Article ID: | iaor201525009 |
Volume: | 56 |
Issue: | 2 |
Start Page Number: | 145 |
End Page Number: | 169 |
Publication Date: | Jun 2014 |
Journal: | Australian & New Zealand Journal of Statistics |
Authors: | Welsh A H, Scealy J L |
Keywords: | statistics: general |
The different constituents of physical mixtures such as coloured paint, cocktails, geological and other samples can be represented by d‐dimensional vectors called compositions with non‐negative components that sum to one. Data in which the observations are compositions are called compositional data. There are a number of different ways of thinking about and consequently analysing compositional data. The log‐ratio methods proposed by Aitchison in the 1980s have become the dominant methods in the field. One reason for this is the development of normative arguments converting the properties of log‐ratio methods to ‘essential requirements’ or Principles for any method of analysis to satisfy. We discuss different ways of thinking about compositional data and interpret the development of the Principles in terms of these different viewpoints.
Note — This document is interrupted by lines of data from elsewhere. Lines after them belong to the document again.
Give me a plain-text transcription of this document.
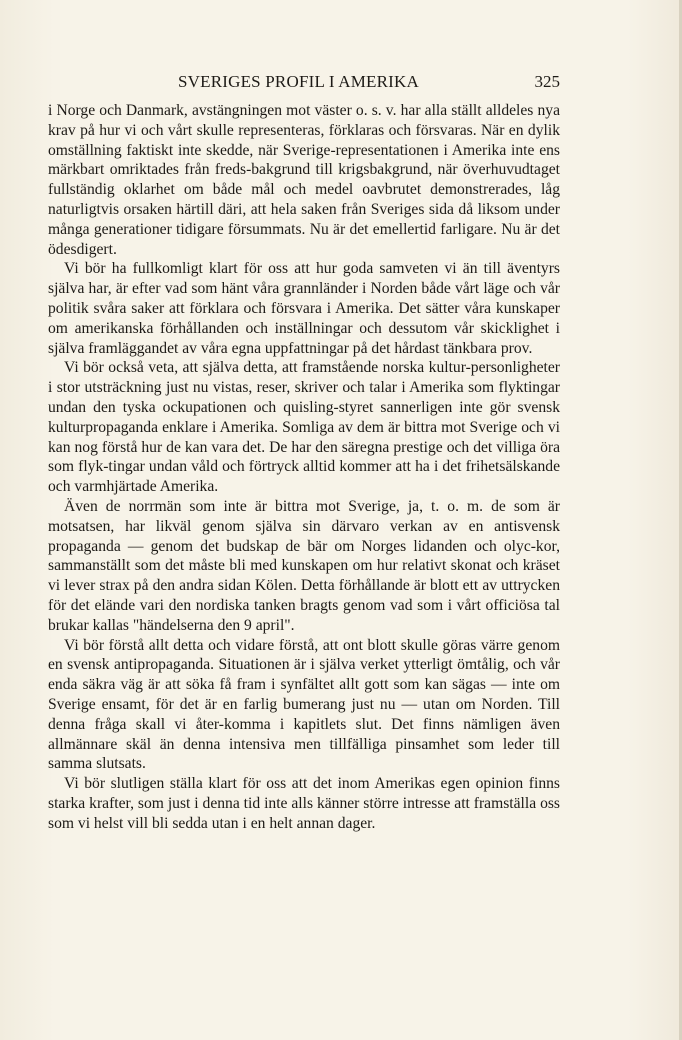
SVERIGES PROFIL I AMERIKA	325

i Norge och Danmark, avstängningen mot väster o. s. v. har alla ställt alldeles nya krav på hur vi och vårt skulle representeras, förklaras och försvaras. När en dylik omställning faktiskt inte skedde, när Sverige-representationen i Amerika inte ens märkbart omriktades från freds-bakgrund till krigsbakgrund, när överhuvudtaget fullständig oklarhet om både mål och medel oavbrutet demonstrerades, låg naturligtvis orsaken härtill däri, att hela saken från Sveriges sida då liksom under många generationer tidigare försummats. Nu är det emellertid farligare. Nu är det ödesdigert.

Vi bör ha fullkomligt klart för oss att hur goda samveten vi än till äventyrs själva har, är efter vad som hänt våra grannländer i Norden både vårt läge och vår politik svåra saker att förklara och försvara i Amerika. Det sätter våra kunskaper om amerikanska förhållanden och inställningar och dessutom vår skicklighet i själva framläggandet av våra egna uppfattningar på det hårdast tänkbara prov.

Vi bör också veta, att själva detta, att framstående norska kultur-personligheter i stor utsträckning just nu vistas, reser, skriver och talar i Amerika som flyktingar undan den tyska ockupationen och quisling-styret sannerligen inte gör svensk kulturpropaganda enklare i Amerika. Somliga av dem är bittra mot Sverige och vi kan nog förstå hur de kan vara det. De har den säregna prestige och det villiga öra som flyk-tingar undan våld och förtryck alltid kommer att ha i det frihetsälskande och varmhjärtade Amerika.

Även de norrmän som inte är bittra mot Sverige, ja, t. o. m. de som är motsatsen, har likväl genom själva sin därvaro verkan av en antisvensk propaganda — genom det budskap de bär om Norges lidanden och olyc-kor, sammanställt som det måste bli med kunskapen om hur relativt skonat och kräset vi lever strax på den andra sidan Kölen. Detta förhållande är blott ett av uttrycken för det elände vari den nordiska tanken bragts genom vad som i vårt officiösa tal brukar kallas "händelserna den 9 april".

Vi bör förstå allt detta och vidare förstå, att ont blott skulle göras värre genom en svensk antipropaganda. Situationen är i själva verket ytterligt ömtålig, och vår enda säkra väg är att söka få fram i synfältet allt gott som kan sägas — inte om Sverige ensamt, för det är en farlig bumerang just nu — utan om Norden. Till denna fråga skall vi åter-komma i kapitlets slut. Det finns nämligen även allmännare skäl än denna intensiva men tillfälliga pinsamhet som leder till samma slutsats.

Vi bör slutligen ställa klart för oss att det inom Amerikas egen opinion finns starka krafter, som just i denna tid inte alls känner större intresse att framställa oss som vi helst vill bli sedda utan i en helt annan dager.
We illustrate the properties on which the Principles are based, focussing particularly on the key subcompositional coherence property. We show that this Principle is based on implicit assumptions and beliefs that do not always hold. Moreover, it is applied selectively because it is not actually satisfied by the log‐ratio methods it is intended to justify. This implies that a more open statistical approach to compositional data analysis should be adopted.